Dengan ukuran kaki jumbo itu, harusnya tinggi gue berada di kisaran 175-an centimeter. Tapi nyatanya ngga. Pas SMP badan gue cuma setinggi 164 centimeter. Temen-temen gue yang tingginya sepantaran, malah ukuran sepatunya standar aja. Rata-rata berukuran 41. 

Gue juga bingung, kenapa bedanya jauh banget. Tapi setelah gue amati, rasanya ukuran kaki ini adalah keturunan. Soalnya Bapak dan dua saudara kandung gue semuanya berkaki jumbo. Dan sialnya, gue dapat bagian yang paling ngga enak. Karena bentuk kaki gue lain sendiri. 

Kalo kaki mereka memanjang dan ramping, maka kaki gue... memanjang juga sih, tapi sekaligus melebar. Pernah kami iseng nyetak bentuk kaki di selembar kertas gitu. Hasil cetakan kaki mereka emang layaknya kaki manusia pada umumnya. Giliran kaki gue malah kayak hasil cetakan batako. Apa-apaan.

Masalah ini makin serius kala gue masuk ke SMA. Seiring pertumbuhan tubuh, maka kaki gue juga ikutan membesar. Ukurannya bahkan sampe menyentuh angka 45 sekarang. Mulai dari situ, gue selalu membeli sepatu-sepatu bermerk luar negeri. Bukannya apa-apa, abisnya sepatu lokal ngga ada yang berukuran segitu.

Sekalinya ada sepatu lokal, ya sepatu pantofel. Ya kali gue berkeliaran di sekolah pake sepatu pantofel. Oh, pernah deh ada sepatu lokal yang gue beli. Ini juga karena sebuah ‘kebetulan’ di Pasar Baru. Sepatu lokal berukuran besar pertama yang gue beli. Merk-nya : Spotec.

Beginilah ceritanya.

Liburan sekolah pas SMA kali itu gue manfaatkan buat jalan-jalan. Berhubung Bapak gemar sekali berwisata religi, maka beliau mengajak kami buat ke Masjid Istiqlal.
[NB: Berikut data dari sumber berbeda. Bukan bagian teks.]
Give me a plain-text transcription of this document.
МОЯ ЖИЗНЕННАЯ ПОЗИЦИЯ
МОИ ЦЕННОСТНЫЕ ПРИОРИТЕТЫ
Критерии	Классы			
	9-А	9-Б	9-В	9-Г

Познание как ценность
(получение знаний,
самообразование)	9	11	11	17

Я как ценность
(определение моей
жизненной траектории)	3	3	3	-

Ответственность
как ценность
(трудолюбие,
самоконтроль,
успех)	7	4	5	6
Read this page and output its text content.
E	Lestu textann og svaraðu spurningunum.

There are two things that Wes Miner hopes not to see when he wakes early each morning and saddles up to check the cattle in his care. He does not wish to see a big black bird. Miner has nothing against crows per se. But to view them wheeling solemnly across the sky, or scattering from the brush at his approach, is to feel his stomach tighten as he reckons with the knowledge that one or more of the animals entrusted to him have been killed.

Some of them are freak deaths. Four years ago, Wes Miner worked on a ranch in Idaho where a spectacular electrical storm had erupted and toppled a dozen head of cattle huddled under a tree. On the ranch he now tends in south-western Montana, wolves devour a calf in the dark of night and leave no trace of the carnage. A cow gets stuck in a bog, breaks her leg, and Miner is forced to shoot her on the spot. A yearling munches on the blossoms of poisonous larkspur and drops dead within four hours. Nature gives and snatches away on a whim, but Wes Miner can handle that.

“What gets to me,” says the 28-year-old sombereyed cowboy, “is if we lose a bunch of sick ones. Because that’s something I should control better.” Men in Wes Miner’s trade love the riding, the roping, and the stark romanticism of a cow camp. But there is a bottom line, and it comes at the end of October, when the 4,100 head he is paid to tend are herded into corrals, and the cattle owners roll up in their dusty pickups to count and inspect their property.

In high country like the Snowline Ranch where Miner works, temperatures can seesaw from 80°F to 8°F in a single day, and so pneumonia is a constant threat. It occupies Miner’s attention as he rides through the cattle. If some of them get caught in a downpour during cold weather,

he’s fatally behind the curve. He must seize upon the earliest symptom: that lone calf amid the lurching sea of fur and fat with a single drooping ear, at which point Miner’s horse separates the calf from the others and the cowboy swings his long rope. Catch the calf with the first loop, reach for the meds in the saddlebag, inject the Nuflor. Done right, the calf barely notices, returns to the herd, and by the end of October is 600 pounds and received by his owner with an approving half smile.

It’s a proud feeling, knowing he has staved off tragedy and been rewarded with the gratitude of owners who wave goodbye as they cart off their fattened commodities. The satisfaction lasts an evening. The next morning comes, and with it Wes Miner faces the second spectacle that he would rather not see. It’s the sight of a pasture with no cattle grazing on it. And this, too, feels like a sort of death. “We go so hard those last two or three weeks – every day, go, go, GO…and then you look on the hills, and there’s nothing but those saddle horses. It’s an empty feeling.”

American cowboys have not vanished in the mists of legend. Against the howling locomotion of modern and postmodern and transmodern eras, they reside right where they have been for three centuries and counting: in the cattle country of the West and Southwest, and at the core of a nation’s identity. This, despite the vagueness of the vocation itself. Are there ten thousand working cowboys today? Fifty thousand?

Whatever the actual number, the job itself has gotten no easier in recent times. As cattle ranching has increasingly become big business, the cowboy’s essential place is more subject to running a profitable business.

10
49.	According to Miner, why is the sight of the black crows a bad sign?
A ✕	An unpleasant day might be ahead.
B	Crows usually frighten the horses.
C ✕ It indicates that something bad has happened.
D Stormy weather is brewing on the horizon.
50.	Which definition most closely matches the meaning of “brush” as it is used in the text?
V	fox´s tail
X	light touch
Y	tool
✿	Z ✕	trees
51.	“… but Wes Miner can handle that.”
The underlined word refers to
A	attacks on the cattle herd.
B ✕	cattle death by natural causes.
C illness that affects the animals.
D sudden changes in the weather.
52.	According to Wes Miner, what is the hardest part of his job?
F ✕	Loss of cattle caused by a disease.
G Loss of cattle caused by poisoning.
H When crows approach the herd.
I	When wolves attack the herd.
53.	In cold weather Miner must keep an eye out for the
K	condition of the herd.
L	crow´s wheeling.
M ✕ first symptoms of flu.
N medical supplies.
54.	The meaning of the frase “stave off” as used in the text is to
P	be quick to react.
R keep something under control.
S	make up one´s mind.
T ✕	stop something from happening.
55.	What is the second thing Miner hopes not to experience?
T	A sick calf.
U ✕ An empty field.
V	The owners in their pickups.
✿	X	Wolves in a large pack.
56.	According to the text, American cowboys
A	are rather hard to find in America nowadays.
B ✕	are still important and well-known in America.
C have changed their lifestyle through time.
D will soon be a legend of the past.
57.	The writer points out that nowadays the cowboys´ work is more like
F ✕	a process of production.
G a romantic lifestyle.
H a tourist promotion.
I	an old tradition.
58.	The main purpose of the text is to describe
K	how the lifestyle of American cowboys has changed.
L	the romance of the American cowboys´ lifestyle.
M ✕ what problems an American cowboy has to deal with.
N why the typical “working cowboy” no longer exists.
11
Selesai sholat Dzuhur berjamaah, kami beranjak mencari makan di sekitaran Pasar Baru.

Kabarnya di sini adalah pusat perbelanjaan sepatu terlengkap di seantero Jakarta. Maka gue pun ‘dipaksa’ buat sekalian nyari sepatu. ”Daripada cari di mall terus, Bang. Sekali-sekali lah cari di sini” begitu pesan beliau.

Bergerak lah gue dari satu toko ke toko lain. Gue sebenernya udah lelah betul saat itu. Keliling toko cuma buat nyari satu pasang sepatu doang. Buang-buang energi. Tapi berhubung udah di-ultimatum supaya dapat, mau gimana lagi.

Titik terang mulai muncul saat seorang pramuniaga toko menyarankan datang ke toko A. Toko A ini ternyata udah terkenal sebagai penjual sepatu ukuran besar. Berangkatlah gue ke sana. Terlihat di depan tokonya ada semacam patung sepatu berukuran sangat besar yang terbuat dari besi. Rasa percaya diri gue meluap-luap. Ini dia toko yang selama ini aku cari! Akhirnya aku menemukanmu, toko A!

Masuk lah gue ke dalam. Di rak ngga jauh dari tempat gue berdiri, nampak sepasang sepatu berwarna hitam penuh, model asik, dan sepertinya murah. Setelah bertanya ke penjaga tokonya, gue harus menelan pil pahit. Sebab ternyata ukuran besarnya ngga ada. Sedih.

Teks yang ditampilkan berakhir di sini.